1. “Maconha faz mal”: irrelevante. Toda substância pode causar dano à saúde. Os horrores do câncer ou a tormenta do vício bastam para que vetemos legumes tratados com agrotóxicos ou remédios que provocam dependência? O argumento da saúde pública tem a mesma duração de um copo de cachaça.
2. “Efeito terapêutico não é comprovado”: mentira. Procurem os trabalhos do Dr. Raphael Mechoulam, da Universidade Hebraica de Jerusalém. Depois sigam suas indicações por experiências semelhantes no Canadá, nos EUA e em toda a Europa. Mas, afinal, acadêmicos não deveriam possuir esse tipo de informação?
3. “Droga insegura”: alguém conhece droga segura? Quem leva o assunto a sério sabe que existem dezenas de maneiras de minimizar os danos da cannabis. É possível inalar fumaça fria, gerada por plantas controladas, com baixo teor de resíduos tóxicos.

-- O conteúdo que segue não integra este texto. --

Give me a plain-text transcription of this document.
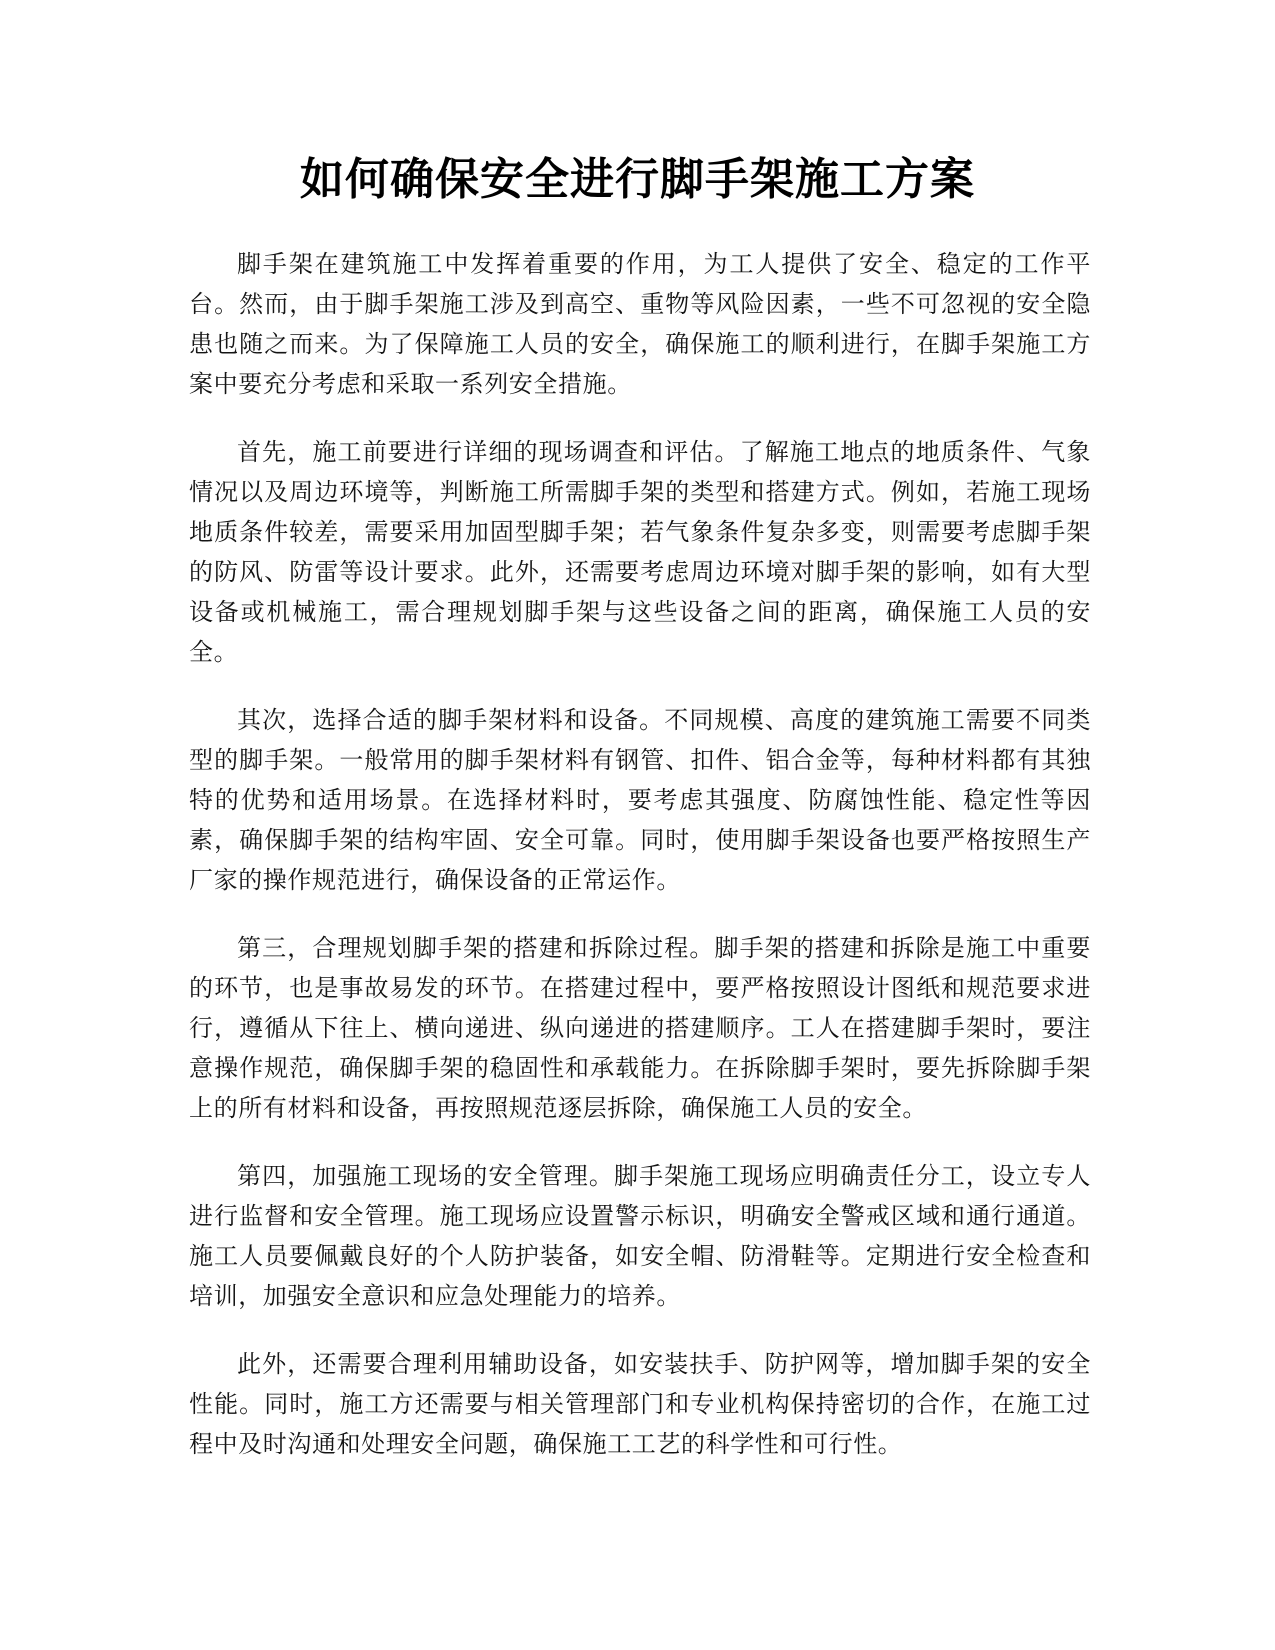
如何确保安全进行脚手架施工方案

脚手架在建筑施工中发挥着重要的作用，为工人提供了安全、稳定的工作平台。然而，由于脚手架施工涉及到高空、重物等风险因素，一些不可忽视的安全隐患也随之而来。为了保障施工人员的安全，确保施工的顺利进行，在脚手架施工方案中要充分考虑和采取一系列安全措施。

首先，施工前要进行详细的现场调查和评估。了解施工地点的地质条件、气象情况以及周边环境等，判断施工所需脚手架的类型和搭建方式。例如，若施工现场地质条件较差，需要采用加固型脚手架；若气象条件复杂多变，则需要考虑脚手架的防风、防雷等设计要求。此外，还需要考虑周边环境对脚手架的影响，如有大型设备或机械施工，需合理规划脚手架与这些设备之间的距离，确保施工人员的安全。

其次，选择合适的脚手架材料和设备。不同规模、高度的建筑施工需要不同类型的脚手架。一般常用的脚手架材料有钢管、扣件、铝合金等，每种材料都有其独特的优势和适用场景。在选择材料时，要考虑其强度、防腐蚀性能、稳定性等因素，确保脚手架的结构牢固、安全可靠。同时，使用脚手架设备也要严格按照生产厂家的操作规范进行，确保设备的正常运作。

第三，合理规划脚手架的搭建和拆除过程。脚手架的搭建和拆除是施工中重要的环节，也是事故易发的环节。在搭建过程中，要严格按照设计图纸和规范要求进行，遵循从下往上、横向递进、纵向递进的搭建顺序。工人在搭建脚手架时，要注意操作规范，确保脚手架的稳固性和承载能力。在拆除脚手架时，要先拆除脚手架上的所有材料和设备，再按照规范逐层拆除，确保施工人员的安全。

第四，加强施工现场的安全管理。脚手架施工现场应明确责任分工，设立专人进行监督和安全管理。施工现场应设置警示标识，明确安全警戒区域和通行通道。施工人员要佩戴良好的个人防护装备，如安全帽、防滑鞋等。定期进行安全检查和培训，加强安全意识和应急处理能力的培养。

此外，还需要合理利用辅助设备，如安装扶手、防护网等，增加脚手架的安全性能。同时，施工方还需要与相关管理部门和专业机构保持密切的合作，在施工过程中及时沟通和处理安全问题，确保施工工艺的科学性和可行性。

E até saborear deliciosos bolos de chocolate com cobertura de marshmallow.
4. “Nossa legislação já é liberal”: mentira. É tão repressiva e obsoleta que os brasileiros são impedidos pelo próprio Judiciário de questioná-la publicamente. Ou são imediatamente chamados de lobistas. Se alguém quiser mesmo conhecer leis avançadas, procure na Holanda, na Espanha, em Portugal, no Canadá e na Argentina, onde se permite o cultivo doméstico de maconha.
5. “A legalização disseminaria o uso”: mentira. Os governos dos países acima possuem dados bastante claros a respeito, disponíveis aos nobres doutores. Desde a Lei Seca, prevalece uma lógica imutável: o consumo só aumenta onde há proibição.
O tal “lobby” é uma tolice conspiratória. Pode servir a colunistas irados (como Ruy Castro) ou a governos repressores, mas não parece adequado a cientistas. O único lobby atuando nesse debate é favorável ao equívoco repressivo. Seu misterioso poder de convencimento pode ser aferido pela facilidade com que certos acadêmicos se dispõem a repetir bobagens que não passam no escrutínio mais benevolente.
E, já que tocaram no assunto, proponho-lhes uma pergunta singela: quanto os laboratórios farmacêuticos deixariam de lucrar com a legalização da maconha?